Cette opportunité estivale s'est révélée humanisante pour sa mise en lumière de l'importance et de l'impact de la petite lueur qui brille en chacun. En ayant parcouru l'intérieur du corps humain à l’aide d’un scalpel, on réalise que nous sommes tous faits des mêmes constituants élémentaires, mais que nous apportons tous notre chaleur singulière au monde. L'individualisation de l'humanité me permet de poser un doux regard sur les particularités de chacun, tant à l'extérieur qu'à l'intérieur. Par exemple, la façon qu'ont les gens de se présenter au monde me paraît plus évocatrice qu’avant : leur style vestimentaire, leur façon de se coiffer, de se maquiller, les bijoux qu'ils portent fièrement.

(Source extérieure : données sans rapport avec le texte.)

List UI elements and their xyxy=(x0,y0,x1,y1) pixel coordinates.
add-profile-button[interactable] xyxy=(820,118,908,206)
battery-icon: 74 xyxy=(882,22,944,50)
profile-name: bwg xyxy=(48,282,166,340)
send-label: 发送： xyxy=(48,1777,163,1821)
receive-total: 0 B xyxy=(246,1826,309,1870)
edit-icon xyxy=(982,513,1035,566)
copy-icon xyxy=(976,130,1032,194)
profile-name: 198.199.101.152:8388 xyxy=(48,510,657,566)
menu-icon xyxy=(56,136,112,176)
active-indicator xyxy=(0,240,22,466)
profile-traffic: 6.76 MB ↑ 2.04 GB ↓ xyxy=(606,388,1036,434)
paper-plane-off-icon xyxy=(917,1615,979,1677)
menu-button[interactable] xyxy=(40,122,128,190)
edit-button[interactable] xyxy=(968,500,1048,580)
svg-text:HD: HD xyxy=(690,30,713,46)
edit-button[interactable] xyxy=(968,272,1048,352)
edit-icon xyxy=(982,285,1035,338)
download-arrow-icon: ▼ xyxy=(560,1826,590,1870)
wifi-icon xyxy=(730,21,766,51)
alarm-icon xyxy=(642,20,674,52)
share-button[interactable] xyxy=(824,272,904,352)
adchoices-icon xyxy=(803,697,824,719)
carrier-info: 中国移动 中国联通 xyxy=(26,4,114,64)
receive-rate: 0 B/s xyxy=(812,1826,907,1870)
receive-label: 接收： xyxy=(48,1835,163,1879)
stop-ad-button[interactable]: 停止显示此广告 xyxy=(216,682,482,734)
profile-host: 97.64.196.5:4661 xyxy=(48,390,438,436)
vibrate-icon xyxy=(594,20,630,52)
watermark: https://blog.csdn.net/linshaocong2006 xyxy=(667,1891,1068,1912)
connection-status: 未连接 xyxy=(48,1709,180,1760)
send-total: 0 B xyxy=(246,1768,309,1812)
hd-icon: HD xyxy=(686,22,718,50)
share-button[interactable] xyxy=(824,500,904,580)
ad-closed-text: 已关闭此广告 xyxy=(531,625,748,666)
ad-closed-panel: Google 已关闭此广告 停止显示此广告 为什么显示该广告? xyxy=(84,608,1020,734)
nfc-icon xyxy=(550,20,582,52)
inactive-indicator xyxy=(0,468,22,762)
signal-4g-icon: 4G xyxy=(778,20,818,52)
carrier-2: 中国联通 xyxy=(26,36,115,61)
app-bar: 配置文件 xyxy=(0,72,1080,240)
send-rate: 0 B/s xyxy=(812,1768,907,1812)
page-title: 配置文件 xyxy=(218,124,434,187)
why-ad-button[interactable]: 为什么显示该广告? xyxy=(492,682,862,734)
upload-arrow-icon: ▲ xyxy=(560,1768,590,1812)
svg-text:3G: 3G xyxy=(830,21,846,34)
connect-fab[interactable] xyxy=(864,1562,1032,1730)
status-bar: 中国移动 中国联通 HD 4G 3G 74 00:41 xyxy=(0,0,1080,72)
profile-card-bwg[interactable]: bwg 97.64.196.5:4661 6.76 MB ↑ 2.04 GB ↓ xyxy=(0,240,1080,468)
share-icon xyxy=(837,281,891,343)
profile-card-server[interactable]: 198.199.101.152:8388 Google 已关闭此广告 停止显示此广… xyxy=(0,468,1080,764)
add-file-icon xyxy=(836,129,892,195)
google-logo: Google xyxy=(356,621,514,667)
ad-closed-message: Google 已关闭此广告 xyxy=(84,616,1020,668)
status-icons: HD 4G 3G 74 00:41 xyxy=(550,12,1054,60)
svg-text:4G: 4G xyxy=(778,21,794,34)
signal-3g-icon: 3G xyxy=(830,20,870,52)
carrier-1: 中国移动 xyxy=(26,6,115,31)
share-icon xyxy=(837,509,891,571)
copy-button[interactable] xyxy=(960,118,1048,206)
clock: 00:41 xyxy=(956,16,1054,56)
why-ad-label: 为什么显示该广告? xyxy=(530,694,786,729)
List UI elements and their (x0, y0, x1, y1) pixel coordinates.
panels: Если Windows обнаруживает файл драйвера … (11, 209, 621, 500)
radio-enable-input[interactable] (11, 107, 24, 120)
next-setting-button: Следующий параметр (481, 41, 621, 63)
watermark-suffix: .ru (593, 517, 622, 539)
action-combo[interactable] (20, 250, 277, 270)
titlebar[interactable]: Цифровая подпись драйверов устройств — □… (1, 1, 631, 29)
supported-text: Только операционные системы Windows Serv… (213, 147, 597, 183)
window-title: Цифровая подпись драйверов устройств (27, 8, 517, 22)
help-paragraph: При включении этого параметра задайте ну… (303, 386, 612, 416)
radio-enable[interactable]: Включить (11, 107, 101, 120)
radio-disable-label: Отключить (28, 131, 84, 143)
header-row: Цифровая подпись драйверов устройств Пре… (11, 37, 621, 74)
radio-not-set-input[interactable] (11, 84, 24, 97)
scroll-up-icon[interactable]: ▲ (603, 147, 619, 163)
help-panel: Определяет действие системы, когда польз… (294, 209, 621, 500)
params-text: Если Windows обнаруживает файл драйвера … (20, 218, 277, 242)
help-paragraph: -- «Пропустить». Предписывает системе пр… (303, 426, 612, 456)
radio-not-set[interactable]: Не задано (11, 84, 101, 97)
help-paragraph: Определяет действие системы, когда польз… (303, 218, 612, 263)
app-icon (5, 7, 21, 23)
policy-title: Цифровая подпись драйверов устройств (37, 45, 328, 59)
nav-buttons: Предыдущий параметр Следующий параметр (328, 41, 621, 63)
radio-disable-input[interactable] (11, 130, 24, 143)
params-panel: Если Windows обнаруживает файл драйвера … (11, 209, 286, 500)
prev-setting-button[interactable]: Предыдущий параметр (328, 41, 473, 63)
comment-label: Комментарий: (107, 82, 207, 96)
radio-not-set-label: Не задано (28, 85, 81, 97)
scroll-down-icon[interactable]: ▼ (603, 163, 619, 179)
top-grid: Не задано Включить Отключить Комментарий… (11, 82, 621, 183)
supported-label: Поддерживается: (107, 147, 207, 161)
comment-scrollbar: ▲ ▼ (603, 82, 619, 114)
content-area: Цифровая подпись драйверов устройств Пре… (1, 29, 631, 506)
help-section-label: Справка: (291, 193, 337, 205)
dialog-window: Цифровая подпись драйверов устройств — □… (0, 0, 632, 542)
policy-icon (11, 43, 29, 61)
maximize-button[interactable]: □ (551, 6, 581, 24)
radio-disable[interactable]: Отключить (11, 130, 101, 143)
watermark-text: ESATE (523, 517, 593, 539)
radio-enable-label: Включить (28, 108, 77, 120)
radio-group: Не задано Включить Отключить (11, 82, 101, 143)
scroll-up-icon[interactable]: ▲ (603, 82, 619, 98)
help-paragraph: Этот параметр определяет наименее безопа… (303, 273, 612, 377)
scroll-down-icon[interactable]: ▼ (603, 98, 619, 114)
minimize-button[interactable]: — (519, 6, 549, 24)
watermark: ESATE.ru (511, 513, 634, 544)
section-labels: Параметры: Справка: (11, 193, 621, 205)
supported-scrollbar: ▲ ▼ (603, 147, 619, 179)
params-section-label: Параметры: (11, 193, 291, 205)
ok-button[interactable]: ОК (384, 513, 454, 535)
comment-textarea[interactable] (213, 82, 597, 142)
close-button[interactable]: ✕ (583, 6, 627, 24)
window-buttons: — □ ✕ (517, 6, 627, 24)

Puis, les valeurs, les aspirations et les rêves d’un individu me semblent d'autant plus authentiques.
Je suis tombée amoureuse de la petite flamme qui anime chaque personne et qui émane de leur corps. Je me sens davantage éblouie par la grâce des gestes altruistes autour de moi, par la beauté des imperfections, par la tendresse des mille et une façons de dire « je t'aime », par l'humour de mes collègues, par la douceur d'un sourire partagé, par le caractère rassurant d'un câlin, par la complicité d'un clin d'œil envoyé. Mon entourage me semble plus précieux qu'avant. Comme je trouve mes amis et mes confrères si beaux, attentionnés et résilients! Leur étincelle humaine n’est certainement pas attribuable à une seule structure anatomique partagée nommée « flibus ». Au contraire, ces personnalités rayonnantes qui m'entourent chaleureusement proviennent du façonnement intangible d'une pléthore de facteurs comme leur culture, leurs proches, leurs expériences, leurs échecs et réussites, leurs histoires d’amour, leur parcours sur cette Terre; bref, ce qui font d'eux des humains.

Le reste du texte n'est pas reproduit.